It’s difficult to know exactly how Orient will set themselves up for tomorrow’s match, as manager Steve Davis used three radically different formations in the first half of Tuesday’s game against Gateshead in an attempt to find the shape which will turn his side’s fortunes around.
The statistics show why Davis is looking to reshuffle his options. Nineteenth is not the league position Orient expected to be in at this point of the season, with just four points separating them from the relegation spots. Furthermore, only bottom club Solihull Moors have conceded more goals, and The Os haven’t enjoyed a win in their last nine games.
Generally, Orient have lined up with an orthodox 4-4-2 this season. In this formation, they lean heavily on the best known name in an experienced squad: Jobi McAnuff, who captained Reading in the Premier League. In a 4-4-2, he lives up to his billing as a threatening presence on the left flank, cutting in onto his favoured right foot to create.
It should also be pointed out that he doesn’t look to live off his reputation, but puts a good shift in up and down the flank. He diligently doubles up with his full back when Orient don’t have the ball in a 4-4-2, and drops back into a 4-5-1 shape, condensing space between midfield and defence.
However, on Tuesday he was used as a central midfielder as Orient initially lined up in a 3-4-3, which allowed them to leave a third player higher up the pitch, ready to break away, but also left them more exposed on the flanks.
Stripped of the discipline of McAnuff on the left, it was possible for Gateshead to overload on the right, passing their way round the exposed Myles Judd and drawing the left-sided centre back Joe Widdowson out from the middle.
On the other hand, Orient had wide players in more advanced positions, able to offer the option of swift counter attacks. This made them a potentially dangerous proposition on the break, although this surely wasn’t Davis’s primary intention in a home match they would look to impose themselves upon.
This, and their openness on the left flank, meant Davis took the bold step of changing his shape within a quarter of an hour of the start of the match. It was a particularly drastic move because it involved a root and branch alteration of the side, quite beyond the change of formation, with a number of players moving into radically different positions. Widdowson reverted to his more familiar position as left back, Judd switched from a left wing back to right back, Caprice shifted from wing back to wide striker and Bonne changed flanks. Craig Clay dropped into the anchor role, which suits him well as he is strong and able to distribute the ball accurately.

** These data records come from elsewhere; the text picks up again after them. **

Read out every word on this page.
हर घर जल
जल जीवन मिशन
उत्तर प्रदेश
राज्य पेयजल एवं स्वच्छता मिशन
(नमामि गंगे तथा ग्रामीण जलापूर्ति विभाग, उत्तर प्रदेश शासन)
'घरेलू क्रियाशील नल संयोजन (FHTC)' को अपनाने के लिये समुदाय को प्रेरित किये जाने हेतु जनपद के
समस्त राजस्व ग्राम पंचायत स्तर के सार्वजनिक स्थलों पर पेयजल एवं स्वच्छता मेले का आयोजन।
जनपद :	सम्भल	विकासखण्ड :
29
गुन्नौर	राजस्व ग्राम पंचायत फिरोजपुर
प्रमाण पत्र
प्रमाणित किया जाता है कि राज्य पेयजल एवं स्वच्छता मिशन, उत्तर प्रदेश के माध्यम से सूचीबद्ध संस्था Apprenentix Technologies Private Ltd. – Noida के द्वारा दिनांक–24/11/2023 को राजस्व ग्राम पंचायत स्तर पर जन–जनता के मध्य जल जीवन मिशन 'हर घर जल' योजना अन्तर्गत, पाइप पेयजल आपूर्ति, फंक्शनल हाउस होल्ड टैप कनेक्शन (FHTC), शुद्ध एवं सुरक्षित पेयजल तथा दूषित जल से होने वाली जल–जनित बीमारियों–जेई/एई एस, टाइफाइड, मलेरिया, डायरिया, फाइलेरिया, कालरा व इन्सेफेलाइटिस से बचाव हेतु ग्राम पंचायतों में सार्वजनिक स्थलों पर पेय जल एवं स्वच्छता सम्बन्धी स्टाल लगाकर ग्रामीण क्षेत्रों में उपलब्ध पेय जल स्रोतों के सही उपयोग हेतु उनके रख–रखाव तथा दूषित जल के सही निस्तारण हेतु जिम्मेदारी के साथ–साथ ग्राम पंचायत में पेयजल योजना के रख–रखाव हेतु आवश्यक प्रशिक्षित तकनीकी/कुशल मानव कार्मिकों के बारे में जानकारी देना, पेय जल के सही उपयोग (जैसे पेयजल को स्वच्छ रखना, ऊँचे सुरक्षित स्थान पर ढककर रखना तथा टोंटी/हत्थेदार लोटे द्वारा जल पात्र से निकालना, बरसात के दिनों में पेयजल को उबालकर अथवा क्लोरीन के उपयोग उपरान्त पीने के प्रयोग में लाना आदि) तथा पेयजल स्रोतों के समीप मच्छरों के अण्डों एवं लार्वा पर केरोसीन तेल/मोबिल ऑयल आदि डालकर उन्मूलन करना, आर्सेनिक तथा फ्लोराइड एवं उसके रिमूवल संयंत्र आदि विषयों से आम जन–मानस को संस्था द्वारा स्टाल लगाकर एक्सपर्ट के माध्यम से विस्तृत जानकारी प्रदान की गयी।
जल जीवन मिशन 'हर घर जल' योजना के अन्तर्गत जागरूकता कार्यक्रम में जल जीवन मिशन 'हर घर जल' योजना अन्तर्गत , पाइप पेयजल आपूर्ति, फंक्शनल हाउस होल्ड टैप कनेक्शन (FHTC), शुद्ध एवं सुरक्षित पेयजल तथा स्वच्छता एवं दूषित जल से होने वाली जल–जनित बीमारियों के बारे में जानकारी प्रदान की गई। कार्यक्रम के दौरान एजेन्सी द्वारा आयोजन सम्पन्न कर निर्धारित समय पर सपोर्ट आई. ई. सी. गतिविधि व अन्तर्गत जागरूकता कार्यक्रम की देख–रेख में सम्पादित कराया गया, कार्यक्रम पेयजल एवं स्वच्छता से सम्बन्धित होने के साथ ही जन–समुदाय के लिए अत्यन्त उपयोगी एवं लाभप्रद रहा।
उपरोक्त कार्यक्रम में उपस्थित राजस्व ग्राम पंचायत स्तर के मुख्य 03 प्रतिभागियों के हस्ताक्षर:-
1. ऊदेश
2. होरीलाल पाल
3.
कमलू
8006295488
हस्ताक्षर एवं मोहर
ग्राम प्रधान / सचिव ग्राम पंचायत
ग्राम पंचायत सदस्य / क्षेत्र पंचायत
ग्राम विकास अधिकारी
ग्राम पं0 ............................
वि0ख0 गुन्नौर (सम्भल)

McAnuff remained in a central position, and this allowed him to take advantage of his composure on the ball. When Gateshead had got into their deep defensive block, McAnuff’s willingness to wait for the right moment before releasing a pass gave more scope for attacking players to make runs to create space, as is seen in the clip below where Mooney drops off to receive the ball from Clay, allowing Macauley Bonne, the wide striker, to run into the space he has created.
McAnuff also, naturally, was able to break forwards into shooting positions around the edge of the box from his central position.
The change of shape, however, did not address Orient’s vulnerability down the flanks, and Gateshead continued to get into crossing positions with relative ease.
As a result, in the 41st minute Davis changed his formation once more, switching back to the 4-4-2 which he has favoured for much of the season so far, with Brophie coming out into a wide left position in midfield and Judd dropping back on the other flank.
Up front Macauley Bonne is the main goal threat. He’s quick and likes to live on the shoulder of the last defender, or drift to the left and cut in onto his right foot to run at the defence on the angle. Orient are happy to play longer balls for Bonne to chase, turning the defence, but are more inclined to pass their way through the thirds, and have interesting options to use up front, alongside Bonne, when they do so. Mooney is more of a target man, looking to drop off and help balls on to Bonne, while Matthew Harrold, who is able to handle himself physically, also likes to drop into the hole and slide passes down the channels for Bonne to run onto.
However, as I mentioned earlier, Bonne was used as a wide striker for the opening 40 minutes of Tuesday’s game, although that didn’t really allow him to get into threatening central positions.
Jake Caprice is a very quick, very progressive right back who looks to get forward when possible. His straight line speed is impressive, although he can run into trouble when he hits the ball in front of him to chase.
Wrexham have recent experience of how dangerous he can be as he was an important figure in Woking’s 2-0 victory over us last season. Playing as a wing back, he delivered a very high volume of crosses into Wrexham’s penalty area, admittedly aided by Gary Mills’ surprising decision to leave Jordan Evans high up the pitch, leaving Sean Newton exposed to Caprice’s runs.
When playing in a 4-4-2, his forward runs are helped by the movement of James Dayton, who likes to tuck inside, creating a lane for Caprice to burst into.